To make 16 big cookies, you’ll need:

  • 250g plain flour
  • 1/2 tsp. bicarbonate of soda
  • pinch of salt
  • 100g white chocolate chunks
  • 100g dried cranberries
  • zest of 1 orange
  • 175g unsalted butter, softened
  • 200g soft brown sugar
  • 100g caster sugar
  • 1 tbsp. vanilla extract or paste
  • 1 egg and 1 egg yolk

 1. Pop all of your dry ingredients (flour, bicarb of soda, salt, cranberries, white chocolate, orange zest) into one bowl and mix together.

dry ingredients

2. Mix all of the wet ingredients together in a separate bowl (sugar, butter, egg, vanilla).

mixing ingredients

 3. Combine the two until you get a dough. It might be a bit stiff, but don’t worry too much!

cookie mixture mixing dough

4. Using your hands, make 16 small balls of dough.
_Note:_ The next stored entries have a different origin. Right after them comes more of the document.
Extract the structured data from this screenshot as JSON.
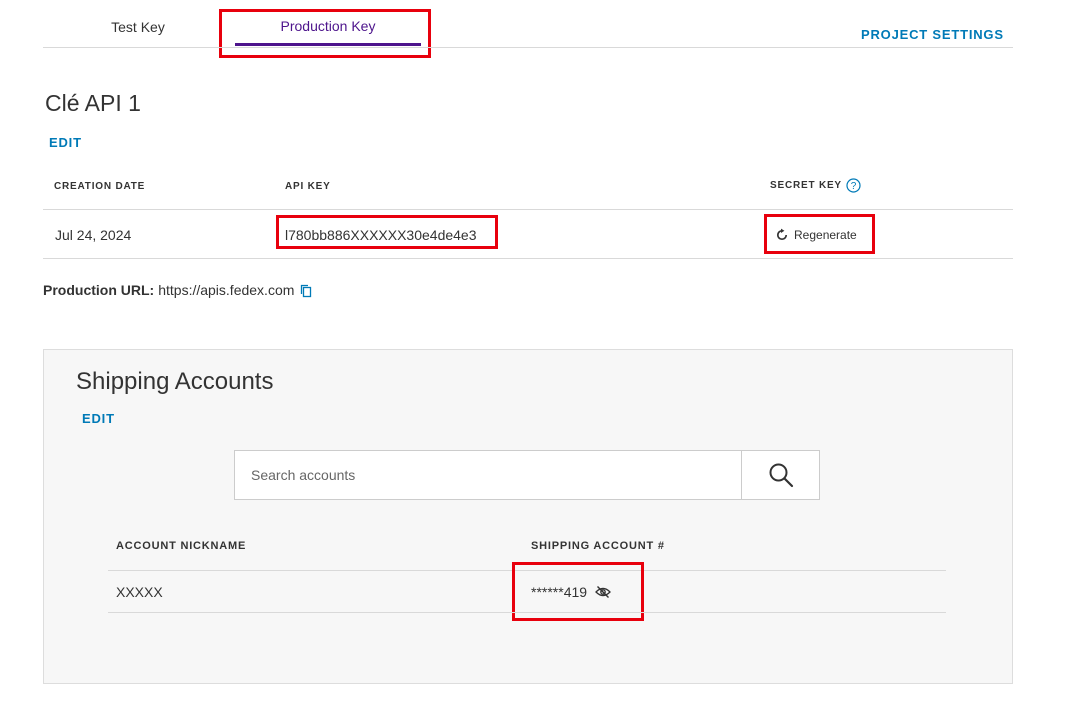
{
  "tabs": [
    {
      "label": "Test Key",
      "active": false
    },
    {
      "label": "Production Key",
      "active": true
    }
  ],
  "project_settings_label": "PROJECT SETTINGS",
  "key_card": {
    "title": "Clé API 1",
    "edit_label": "EDIT",
    "columns": {
      "creation_date": "CREATION DATE",
      "api_key": "API KEY",
      "secret_key": "SECRET KEY"
    },
    "row": {
      "creation_date": "Jul 24, 2024",
      "api_key": "l780bb886XXXXXX30e4de4e3",
      "regenerate_label": "Regenerate"
    },
    "production_url_label": "Production URL:",
    "production_url": "https://apis.fedex.com"
  },
  "shipping": {
    "title": "Shipping Accounts",
    "edit_label": "EDIT",
    "search_placeholder": "Search accounts",
    "columns": {
      "nickname": "ACCOUNT NICKNAME",
      "account_number": "SHIPPING ACCOUNT #"
    },
    "rows": [
      {
        "nickname": "XXXXX",
        "account_number": "******419"
      }
    ]
  },
  "colors": {
    "accent": "#4d148c",
    "link": "#007ab7",
    "highlight": "#e8000d"
  },
  "icons": [
    "help-circle-icon",
    "refresh-icon",
    "copy-icon",
    "search-icon",
    "eye-slash-icon"
  ]
}
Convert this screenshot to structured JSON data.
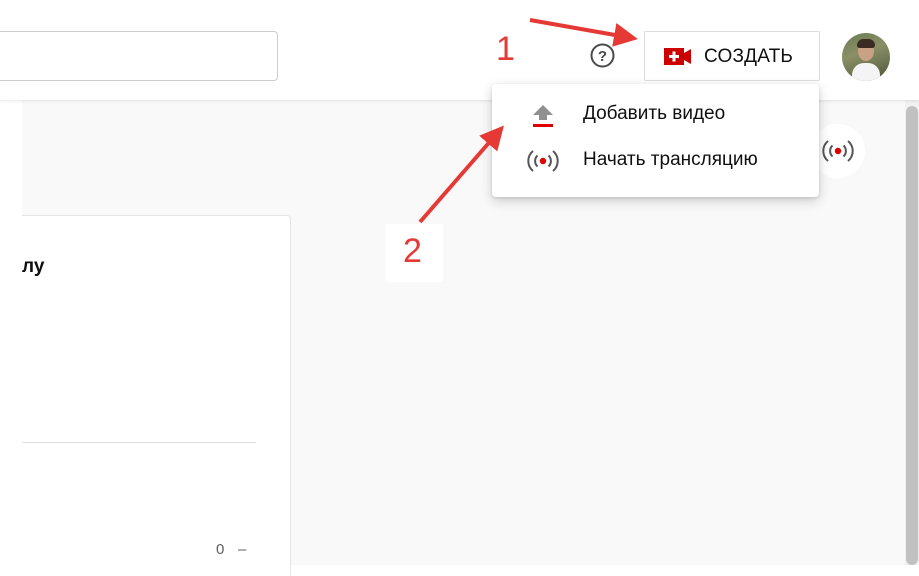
{
  "header": {
    "search_placeholder": "",
    "help_icon": "help-circle-icon",
    "create_button_label": "СОЗДАТЬ",
    "create_icon": "video-camera-plus-icon",
    "avatar_icon": "user-avatar"
  },
  "create_menu": {
    "items": [
      {
        "label": "Добавить видео",
        "icon": "upload-icon"
      },
      {
        "label": "Начать трансляцию",
        "icon": "live-broadcast-icon"
      }
    ]
  },
  "main": {
    "card_title_fragment": "лу",
    "card_count": "0",
    "card_dash": "–",
    "live_icon": "live-broadcast-icon"
  },
  "annotations": {
    "step1": "1",
    "step2": "2"
  },
  "colors": {
    "accent_red": "#cc0000",
    "annotation_red": "#e53935",
    "background": "#f9f9f9"
  }
}
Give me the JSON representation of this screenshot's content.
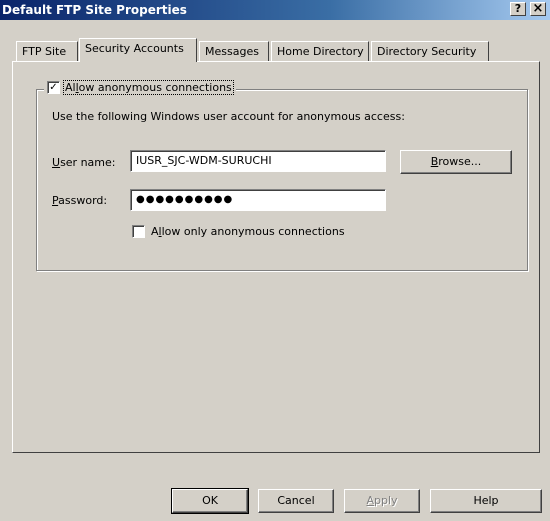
{
  "window": {
    "title": "Default FTP Site Properties",
    "help_glyph": "?",
    "close_glyph": "×"
  },
  "tabs": [
    {
      "label": "FTP Site"
    },
    {
      "label": "Security Accounts",
      "active": true
    },
    {
      "label": "Messages"
    },
    {
      "label": "Home Directory"
    },
    {
      "label": "Directory Security"
    }
  ],
  "anon_group": {
    "checkbox_label": "Allow anonymous connections",
    "checked": true,
    "description": "Use the following Windows user account for anonymous access:",
    "username_label": "User name:",
    "username_value": "IUSR_SJC-WDM-SURUCHI",
    "browse_label": "Browse...",
    "password_label": "Password:",
    "password_value": "●●●●●●●●●●",
    "only_anon_label": "Allow only anonymous connections",
    "only_anon_checked": false
  },
  "footer": {
    "ok_label": "OK",
    "cancel_label": "Cancel",
    "apply_label": "Apply",
    "apply_enabled": false,
    "help_label": "Help"
  }
}
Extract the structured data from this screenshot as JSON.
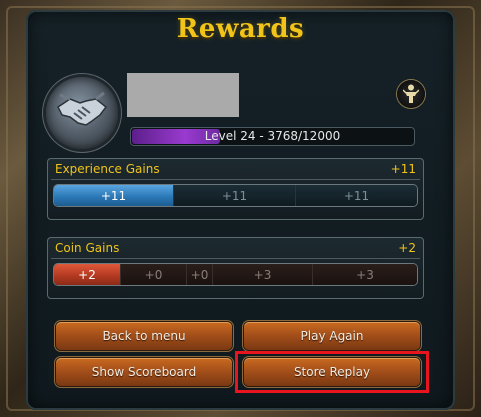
{
  "window": {
    "title": "Rewards"
  },
  "player": {
    "emblem_icon": "handshake-icon",
    "rank_icon": "champion-icon",
    "level_text": "Level 24 - 3768/12000",
    "level_progress": 0.314
  },
  "experience": {
    "label": "Experience Gains",
    "total": "+11",
    "segments": [
      "+11",
      "+11",
      "+11"
    ],
    "color": "#2c79b8"
  },
  "coins": {
    "label": "Coin Gains",
    "total": "+2",
    "segments": [
      "+2",
      "+0",
      "+0",
      "+3",
      "+3"
    ],
    "color": "#b43a22"
  },
  "buttons": {
    "back_to_menu": "Back to menu",
    "play_again": "Play Again",
    "show_scoreboard": "Show Scoreboard",
    "store_replay": "Store Replay"
  },
  "colors": {
    "accent": "#f0c419",
    "highlight": "#e8141e",
    "button": "#a5501a"
  }
}
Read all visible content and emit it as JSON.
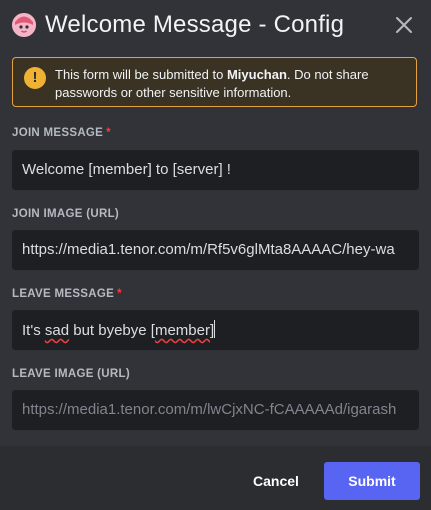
{
  "header": {
    "title": "Welcome Message - Config",
    "app_icon": "bot-avatar",
    "close_icon": "close-icon"
  },
  "warning": {
    "icon": "exclamation-icon",
    "text_before": "This form will be submitted to ",
    "app_name": "Miyuchan",
    "text_after": ". Do not share passwords or other sensitive information."
  },
  "fields": {
    "join_message": {
      "label": "JOIN MESSAGE",
      "required_mark": "*",
      "value": "Welcome [member] to [server] !"
    },
    "join_image": {
      "label": "JOIN IMAGE (URL)",
      "value": "https://media1.tenor.com/m/Rf5v6glMta8AAAAC/hey-wa"
    },
    "leave_message": {
      "label": "LEAVE MESSAGE",
      "required_mark": "*",
      "value_prefix": "It's ",
      "value_misspelled_1": "sad",
      "value_middle": " but byebye [",
      "value_misspelled_2": "member",
      "value_suffix": "]"
    },
    "leave_image": {
      "label": "LEAVE IMAGE (URL)",
      "placeholder": "https://media1.tenor.com/m/lwCjxNC-fCAAAAAd/igarash"
    }
  },
  "footer": {
    "cancel_label": "Cancel",
    "submit_label": "Submit"
  },
  "colors": {
    "background": "#313338",
    "footer": "#2b2d31",
    "input": "#1e1f22",
    "warning_border": "#e6a23c",
    "warning_icon": "#f0b232",
    "required": "#f23f42",
    "accent": "#5865f2"
  }
}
Place on trays covered in greaseproof paper with plenty of space to spread out.

5. Place in an oven, preheated to 170°C for 10-12 minutes until the dough has spread out and started to crack and brown slightly on the top.

6. Cool on the trays for a few minutes and then transfer to a wire rack. Eat warm with ice cream, or pop into tupperware and enjoy with friends the next day.